In 2015, the US property market continues to receive more interest from Asian investors. What are the reasons for this trend, what returns do Asian investors make and has the US property market still room to grow?

Most Asian investors are redirecting their capital towards higher return markets that had faced significant challenges in the past few years but are now in the upswing. The US real estate market is one of those markets. In 2009, it faced the worst crisis since the 1930’s, the economy went for a severe downturn, the Dow Jones had a major correction and the real estate market went in freefall. In certain cities in Florida and Nevada, property prices dropped 70% and the amount of foreclosures increased exponentially. Savvy and cash rich investors went on a shopping spree starting in 2010.

Now we are 2015 but is it too late to buy property in the US? The answer is no. Nationally, prices in the US property market are still 20% below the peak of 2007 which is a sign that prices still have significant room to increase. Clearly, certain cities such as New York have surpassed their 2007 level but other cities such as Miami, Orlando, Chicago and many others are still below the peak.
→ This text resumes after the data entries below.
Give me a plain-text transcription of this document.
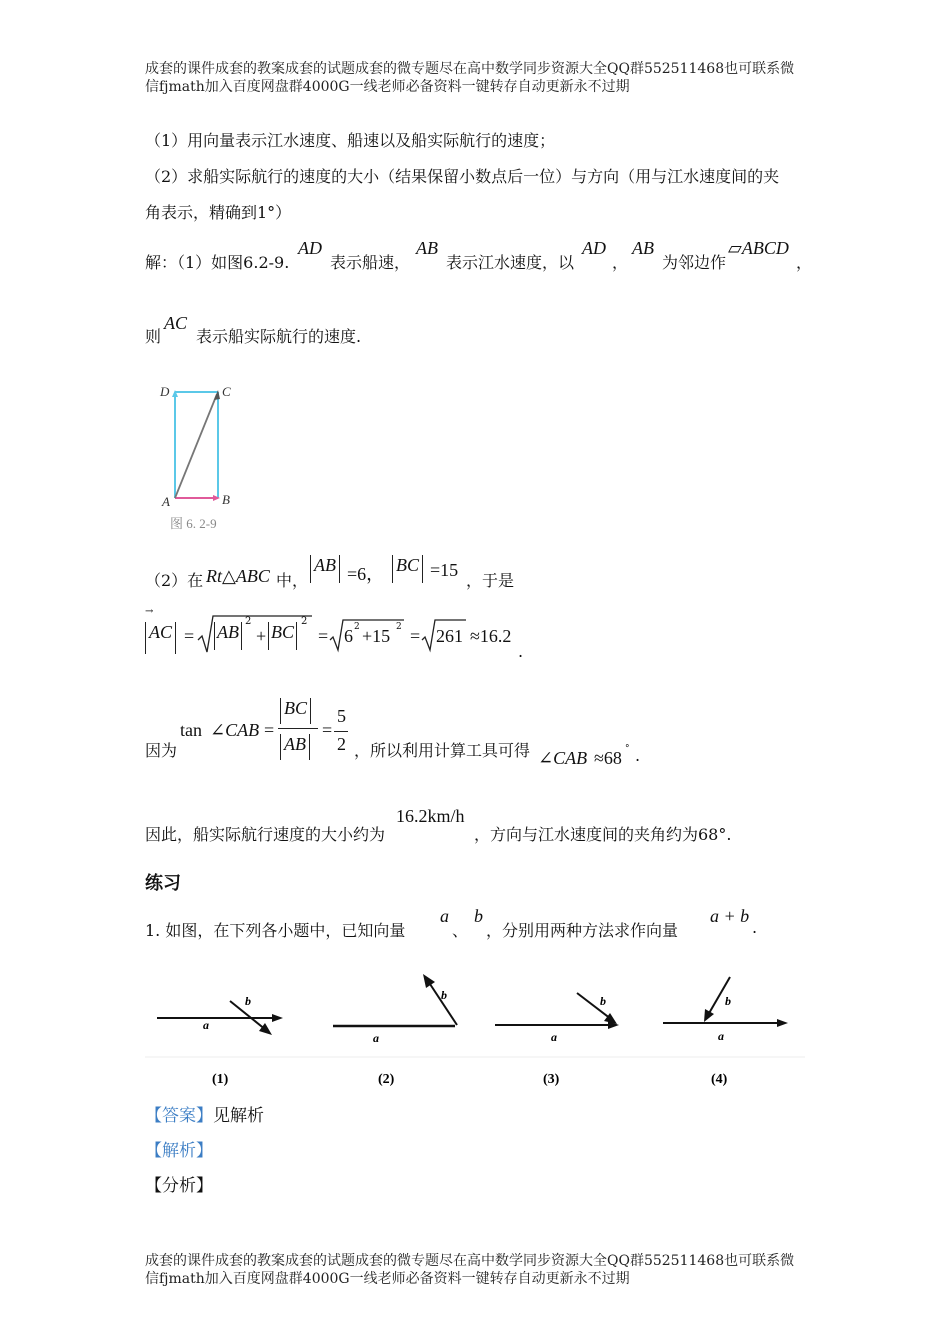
成套的课件成套的教案成套的试题成套的微专题尽在高中数学同步资源大全QQ群552511468也可联系微
信fjmath加入百度网盘群4000G一线老师必备资料一键转存自动更新永不过期
（1）用向量表示江水速度、船速以及船实际航行的速度；
（2）求船实际航行的速度的大小（结果保留小数点后一位）与方向（用与江水速度间的夹
角表示，精确到1°）
解：（1）如图6.2-9.
AD
表示船速，
AB
表示江水速度，以
AD
，
AB
为邻边作
▱ABCD
，
则
AC
表示船实际航行的速度.
D	C
A	B
图 6. 2-9
（2）在 Rt△ABC 中，
AB =6， BC =15
，于是
→
AC = AB
2
+ BC
2
= 6 2 +15 2 = 261 ≈16.2
.
因为
tan ∠CAB =
BC
AB
=
5
2 ，所以利用计算工具可得 ∠CAB ≈68 ° .
因此，船实际航行速度的大小约为
16.2km/h
，方向与江水速度间的夹角约为68°.
练习
1. 如图，在下列各小题中，已知向量
a
、
b
，分别用两种方法求作向量
a + b
.
a
b
(1)
a
b
(2)
a
b
(3)
a
b
(4)
【答案】见解析
【解析】
【分析】
成套的课件成套的教案成套的试题成套的微专题尽在高中数学同步资源大全QQ群552511468也可联系微
信fjmath加入百度网盘群4000G一线老师必备资料一键转存自动更新永不过期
Investors appreciate the fact that the US economy is experiencing growth again; unemployment rates are dropping, technology companies continue to create new products, interest rates are still low and optimism is back. Furthermore, the key message that you will hear from US realtors all over the US is the lack of supply or the lack of inventory of new housing. Local Americans are struggling to find homes to live in as developers have been reluctant to develop much new housing for several years (mainly due to the credit crunch). The result is a limited supply of new construction while demand is strong and is getting stronger every month. These are positive signs to buy in and take advantage of this upward trend.

What are the returns that are currently being made by investing in the US property market? Rental returns (rental yields) can easily achieve 10-12% net (this is rental return after paying all fees and expenses such as property taxes and property management companies). Rental yields of 10-12% are realistic numbers to be achieved in the Midwest. In certain cities such as Detroit, even higher rental yields of 20% can be realized. However, a 20% rental return might have significant other risk so investors need to be aware.
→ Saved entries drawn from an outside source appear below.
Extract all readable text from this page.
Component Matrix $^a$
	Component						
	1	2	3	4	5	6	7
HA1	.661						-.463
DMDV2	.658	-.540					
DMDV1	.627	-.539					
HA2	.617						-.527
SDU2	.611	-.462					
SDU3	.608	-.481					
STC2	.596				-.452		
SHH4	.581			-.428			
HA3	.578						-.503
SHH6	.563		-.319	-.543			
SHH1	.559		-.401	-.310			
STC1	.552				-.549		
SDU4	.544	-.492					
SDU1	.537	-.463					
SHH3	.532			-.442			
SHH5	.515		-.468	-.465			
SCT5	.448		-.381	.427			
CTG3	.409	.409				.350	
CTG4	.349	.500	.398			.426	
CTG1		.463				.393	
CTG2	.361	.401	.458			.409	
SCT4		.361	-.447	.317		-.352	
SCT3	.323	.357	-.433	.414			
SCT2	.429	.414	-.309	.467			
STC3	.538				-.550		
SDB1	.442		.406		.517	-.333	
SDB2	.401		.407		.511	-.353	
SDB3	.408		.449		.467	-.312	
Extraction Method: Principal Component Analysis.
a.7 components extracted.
Capital return (capital gain) is, as everywhere, difficult to forecast. However, because of the lack of new construction, prices are expected to grow for the next 5-7 years. New construction has been limited due to the inability of US developers to obtain credit for several years after the financial crisis. This has been putting a strain on the supply side of US housing and has been causing prices to rise in several cities. As reported in May, the national median price of an existing single-family home rose 7.4% from a year ago, from $191,100 to $205,200

Both the attractive rental returns and the ongoing price increases in multiple American cities could offer interesting investment opportunities for investors.